Tony’s Chocolonely has launched a new advert featuring actor Idris Elba, to shine the spotlight on the problems of slavery and child labour within the chocolate industry.
The 54-second video, the first advert by the brand, begins with Elba asking: “What’s not to love about chocolate? Well two million children working illegally on cocoa plantations. That’s unfair.
“Modern slavery to make a sweet luxury. Unfair. Equal rights. Equal opportunities. Fair. Big chocolate companies exploiting African communities. No way…that’s unfair.”
Elba concludes the video saying: “Chocolate can be a powerful force of change. Make illegal child labour and modern day slavery a shame of the past.”
Tony’s Chocolonely was founded in 2005 by three Dutch journalists after they discovered that the “world’s largest chocolate manufacturers were buying cocoa from plantations that used illegal child labor and modern slavery”, according to a statement.
The Fairtrade brand, which is now the largest chocolate brand in the Netherlands, says it is now committed to making all chocolate – not just their own – 100 per cent slave free.
Idris Elba, who is currently an ambassador for the United Nations International Fund for Agricultural Development, said of the campaign: “Being an Englishman who is the son of a Ghanaian mother and a Sierra Leonian father, I am all too aware of the shocking inequalities between the West and Africa.”
Thecla Schaeffer, head of marketing, explains: “Our new brand video states our position about the issues in the cocoa industry in a globally appealing and emotional way. We have a serious message to share, and we are always looking for creative ways to get our message across.”

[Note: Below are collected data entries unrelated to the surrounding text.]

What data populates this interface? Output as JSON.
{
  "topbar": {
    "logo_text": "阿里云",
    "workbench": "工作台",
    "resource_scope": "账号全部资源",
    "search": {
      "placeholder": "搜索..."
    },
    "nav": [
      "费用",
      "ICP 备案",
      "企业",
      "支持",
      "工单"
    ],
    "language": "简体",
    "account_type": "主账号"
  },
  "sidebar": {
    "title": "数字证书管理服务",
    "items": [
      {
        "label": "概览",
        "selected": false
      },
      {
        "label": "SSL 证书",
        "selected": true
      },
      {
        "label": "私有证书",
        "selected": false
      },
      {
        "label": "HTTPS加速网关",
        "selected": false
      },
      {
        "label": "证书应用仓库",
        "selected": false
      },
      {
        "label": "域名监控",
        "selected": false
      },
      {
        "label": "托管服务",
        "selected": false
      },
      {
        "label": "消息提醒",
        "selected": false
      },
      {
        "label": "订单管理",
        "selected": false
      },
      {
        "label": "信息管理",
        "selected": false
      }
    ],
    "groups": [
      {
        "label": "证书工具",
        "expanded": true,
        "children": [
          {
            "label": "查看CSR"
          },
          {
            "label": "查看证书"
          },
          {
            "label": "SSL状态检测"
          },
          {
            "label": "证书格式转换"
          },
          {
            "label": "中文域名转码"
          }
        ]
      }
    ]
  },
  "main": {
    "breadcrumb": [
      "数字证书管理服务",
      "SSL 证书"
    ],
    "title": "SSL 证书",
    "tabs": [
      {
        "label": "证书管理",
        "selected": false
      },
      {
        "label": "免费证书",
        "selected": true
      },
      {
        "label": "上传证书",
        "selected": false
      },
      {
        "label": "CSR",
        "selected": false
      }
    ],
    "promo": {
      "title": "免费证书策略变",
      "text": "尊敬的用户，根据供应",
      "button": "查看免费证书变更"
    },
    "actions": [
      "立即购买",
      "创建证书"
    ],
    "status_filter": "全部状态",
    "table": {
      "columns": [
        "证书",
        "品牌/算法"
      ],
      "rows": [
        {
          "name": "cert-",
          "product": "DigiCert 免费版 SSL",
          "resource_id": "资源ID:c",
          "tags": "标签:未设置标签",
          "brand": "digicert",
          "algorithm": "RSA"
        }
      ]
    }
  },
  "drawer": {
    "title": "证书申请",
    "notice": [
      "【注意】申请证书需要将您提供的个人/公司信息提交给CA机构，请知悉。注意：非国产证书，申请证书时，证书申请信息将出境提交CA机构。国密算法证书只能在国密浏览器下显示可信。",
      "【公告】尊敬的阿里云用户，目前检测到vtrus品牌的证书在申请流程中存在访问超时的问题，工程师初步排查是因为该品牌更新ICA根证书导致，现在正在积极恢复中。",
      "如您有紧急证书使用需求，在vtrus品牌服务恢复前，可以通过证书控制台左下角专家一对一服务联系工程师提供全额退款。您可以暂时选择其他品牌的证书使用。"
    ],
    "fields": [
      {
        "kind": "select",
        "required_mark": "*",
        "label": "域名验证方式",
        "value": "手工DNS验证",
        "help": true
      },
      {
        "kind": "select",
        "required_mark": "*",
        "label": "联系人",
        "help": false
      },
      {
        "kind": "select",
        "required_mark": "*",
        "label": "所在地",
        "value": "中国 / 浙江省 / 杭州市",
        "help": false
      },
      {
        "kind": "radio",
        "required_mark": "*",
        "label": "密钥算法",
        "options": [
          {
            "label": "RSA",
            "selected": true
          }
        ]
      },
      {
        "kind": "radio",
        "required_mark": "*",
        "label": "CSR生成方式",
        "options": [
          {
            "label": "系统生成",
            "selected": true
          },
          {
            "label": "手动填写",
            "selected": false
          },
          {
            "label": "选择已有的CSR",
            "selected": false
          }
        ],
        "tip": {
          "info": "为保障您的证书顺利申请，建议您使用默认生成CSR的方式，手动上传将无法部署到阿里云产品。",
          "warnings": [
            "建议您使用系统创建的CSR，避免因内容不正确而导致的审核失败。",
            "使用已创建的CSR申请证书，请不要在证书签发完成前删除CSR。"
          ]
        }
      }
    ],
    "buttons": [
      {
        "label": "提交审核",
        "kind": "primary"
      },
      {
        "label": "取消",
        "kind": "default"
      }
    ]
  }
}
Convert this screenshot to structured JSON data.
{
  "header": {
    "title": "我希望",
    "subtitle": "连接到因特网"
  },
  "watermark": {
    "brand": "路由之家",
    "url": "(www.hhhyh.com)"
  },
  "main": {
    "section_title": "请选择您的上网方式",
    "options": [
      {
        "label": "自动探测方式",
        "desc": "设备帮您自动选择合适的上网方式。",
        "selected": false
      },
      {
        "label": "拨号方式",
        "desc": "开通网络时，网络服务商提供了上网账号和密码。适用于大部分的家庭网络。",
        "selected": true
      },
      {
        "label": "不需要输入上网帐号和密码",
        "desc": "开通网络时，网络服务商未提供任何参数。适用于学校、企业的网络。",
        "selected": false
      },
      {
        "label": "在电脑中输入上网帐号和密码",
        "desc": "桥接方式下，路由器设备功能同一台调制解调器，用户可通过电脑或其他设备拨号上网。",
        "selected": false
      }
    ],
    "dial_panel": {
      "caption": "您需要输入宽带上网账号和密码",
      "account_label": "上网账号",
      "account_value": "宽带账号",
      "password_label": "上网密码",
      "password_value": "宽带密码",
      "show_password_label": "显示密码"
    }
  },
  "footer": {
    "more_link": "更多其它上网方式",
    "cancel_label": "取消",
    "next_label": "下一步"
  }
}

The brand claims there “are over 30,000 cases of modern slavery and over two million cases of illegal child labour” in the industry. It has also started a petition asking for customers to pledge to support the initiative.
In 2001, major chocolate companies including Mars, Nestlé, and Hershey signed an agreement pledging to eradicate the “worst forms of child labour” from their suppliers. In 2012, Ferrero, which owns Nutella and Ferrero Rocher, pledged to end slavery on the farms where it harvests cocoa by 2020.
The Washington Post reported in 2019, that representatives of some of the biggest and best-known brands – Hershey, Mars and Nestlé – could still not guarantee any of their chocolates were produced without the involvement of child labour. “I’m not going to make those claims,” an executive at one of the large chocolate companies said.